Isso fica evidente nas referências debochadas à maconha, em Síndrome de abstinência (“Se essa seca durar mais um mês / Vou-me embora para o Paraguai”), e ao tradicionalismo, em Exaltação (“Entrei numa roda e me deram uma coisa para provar / Uma erva galhuda esverdeada e gostosa de chupar”). E, claro, em Rabo de foguete, em que a “prenda minha” é que vai-se embora.
 
No livro Prezados ouvintes – Histórias do Rádio e do Pop Rock (Artes e Ofícios, 2001), Mauro Borba resume a experiência de ouvir a faixa-título pela primeira vez. Uma descrição que, de certa forma, pode ser aplicada ao disco todo: “Pra viajar no cosmos não precisa gasolina. É lei. Todas as viagens estão aí. Todas as rodas de som na beira da praia, todos os baseados do fumódromo, todas as bandeiras e estrelas estão aí, nessa frase”.
 
Mas o trabalho está longe de ser o favorito de Nei. Não só pela insatisfação com o resultado final, mas também pelas composições, que prefere deixar de lado hoje em dia. “As músicas que toco de coração são as parcerias com o Augusto (Pra Viajar no Cosmos… e Não me Pergunte a Hora). Não é um repertório que eu ache muito maduro”, confessa.
 
O artista entende que o LP abriu portas para ele e teve importância para toda uma geração. “É difícil desgostar de algo que as pessoas consideram um clássico. Mas eu não sou muito de nostalgia”, diz. Para justificar seu ponto, lembra que este ano há nada menos que quatro discos seus aniversariando – os outros são Amém (1993), Relógios de Sol (2003) e A Vida Inteira (2013).
 
“Tenho todos os motivos do mundo pra comemorações. Só que a gente vive muito disso: 15 anos de não sei o quê, 27 do show tal… Eu mesmo já fiz o Duplo H, em 2018 (pelos aniversários de 20 e 30 anos de Hi-Fi e Hein?!, respectivamente)”, recorda. “Quero olhar mais pra frente, pensar um repertório novo (o último registro inédito foi o EP Pandora, de 2021). Essas coisas meio que te prendem.

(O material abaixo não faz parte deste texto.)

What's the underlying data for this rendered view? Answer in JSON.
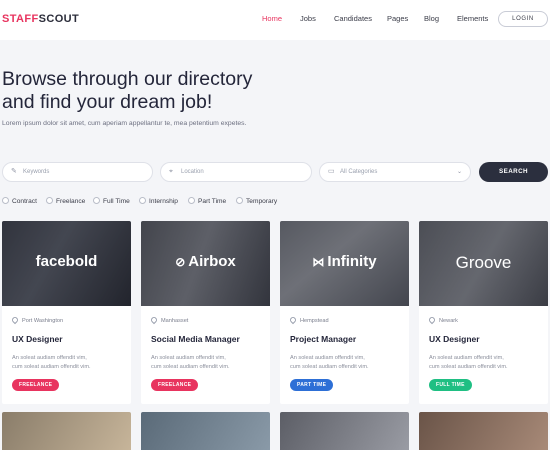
{
  "header": {
    "logo_part1": "STAFF",
    "logo_part2": "SCOUT",
    "nav": [
      "Home",
      "Jobs",
      "Candidates",
      "Pages",
      "Blog",
      "Elements"
    ],
    "active_nav": "Home",
    "login_label": "LOGIN"
  },
  "hero": {
    "title_line1": "Browse through our directory",
    "title_line2": "and find your dream job!",
    "subtitle": "Lorem ipsum dolor sit amet, cum aperiam appellantur te, mea petentium expetes."
  },
  "search": {
    "keywords_placeholder": "Keywords",
    "location_placeholder": "Location",
    "category_value": "All Categories",
    "button_label": "SEARCH"
  },
  "filters": [
    "Contract",
    "Freelance",
    "Full Time",
    "Internship",
    "Part Time",
    "Temporary"
  ],
  "jobs": [
    {
      "company": "facebold",
      "location": "Port Washington",
      "title": "UX Designer",
      "desc_line1": "An soleat audiam offendit vim,",
      "desc_line2": "cum soleat audiam offendit vim.",
      "tag": "FREELANCE",
      "tag_color": "#e8345f"
    },
    {
      "company": "Airbox",
      "location": "Manhasset",
      "title": "Social Media Manager",
      "desc_line1": "An soleat audiam offendit vim,",
      "desc_line2": "cum soleat audiam offendit vim.",
      "tag": "FREELANCE",
      "tag_color": "#e8345f"
    },
    {
      "company": "Infinity",
      "location": "Hempstead",
      "title": "Project Manager",
      "desc_line1": "An soleat audiam offendit vim,",
      "desc_line2": "cum soleat audiam offendit vim.",
      "tag": "PART TIME",
      "tag_color": "#2d6fd6"
    },
    {
      "company": "Groove",
      "location": "Newark",
      "title": "UX Designer",
      "desc_line1": "An soleat audiam offendit vim,",
      "desc_line2": "cum soleat audiam offendit vim.",
      "tag": "FULL TIME",
      "tag_color": "#1fbf83"
    }
  ],
  "colors": {
    "accent": "#e8345f",
    "dark_button": "#2b2f3e"
  }
}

Mas vai ser bem difícil não fazer alguma coisa pra comemorar”, finaliza, aos risos.

Uma capa icônica

Na famosa capa de Pra Viajar no Cosmos Não Precisa Gasolina, Nei Lisboa aparece em um cenário pouco iluminado, com um cigarro na boca e olhar provocador. O responsável pela imagem é Roberto Silva, fotógrafo e artista gráfico que também criou a arte do Nei Lisbônus. "Fizemos a foto de forma bem espontânea, perto da Lancheria do Parque. A ideia da pose foi do Nei mesmo", afirma Silva, que ainda trabalharia com o músico em Noves Fora (1984), Carecas da Jamaica (1987), Hein?! (1988) e Amém (1993). E reflete bem o conteúdo do disco, "filho de uma época dura", como observa o cantor: "A ditadura se manifestava com muita violência no final dos anos 1970. A polícia colocava a gente contra a parede na Osvaldo, invadia bares. Nesse início de 1980 ocorreu uma certa distensão em relação a isso, com mais liberação do corpo, do desejo, de ultrapassar a linha do que é permitido ou não". Por todas essas questões, Nei reconhece que parte do sucesso do LP pode ser atribuído à capa. "O pessoal adorou! Aquele cigarro pendurado era uma alusão a um baseado, uma afronta ao bom-mocismo, à obediência. Hoje, isso não chocaria ninguém", ri.
 

 
*Daniel Sanes é jornalista formado pela Universidade Católica de Pelotas. Já foi repórter e editor no Jornal do Comércio. Hoje, atua como freelancer.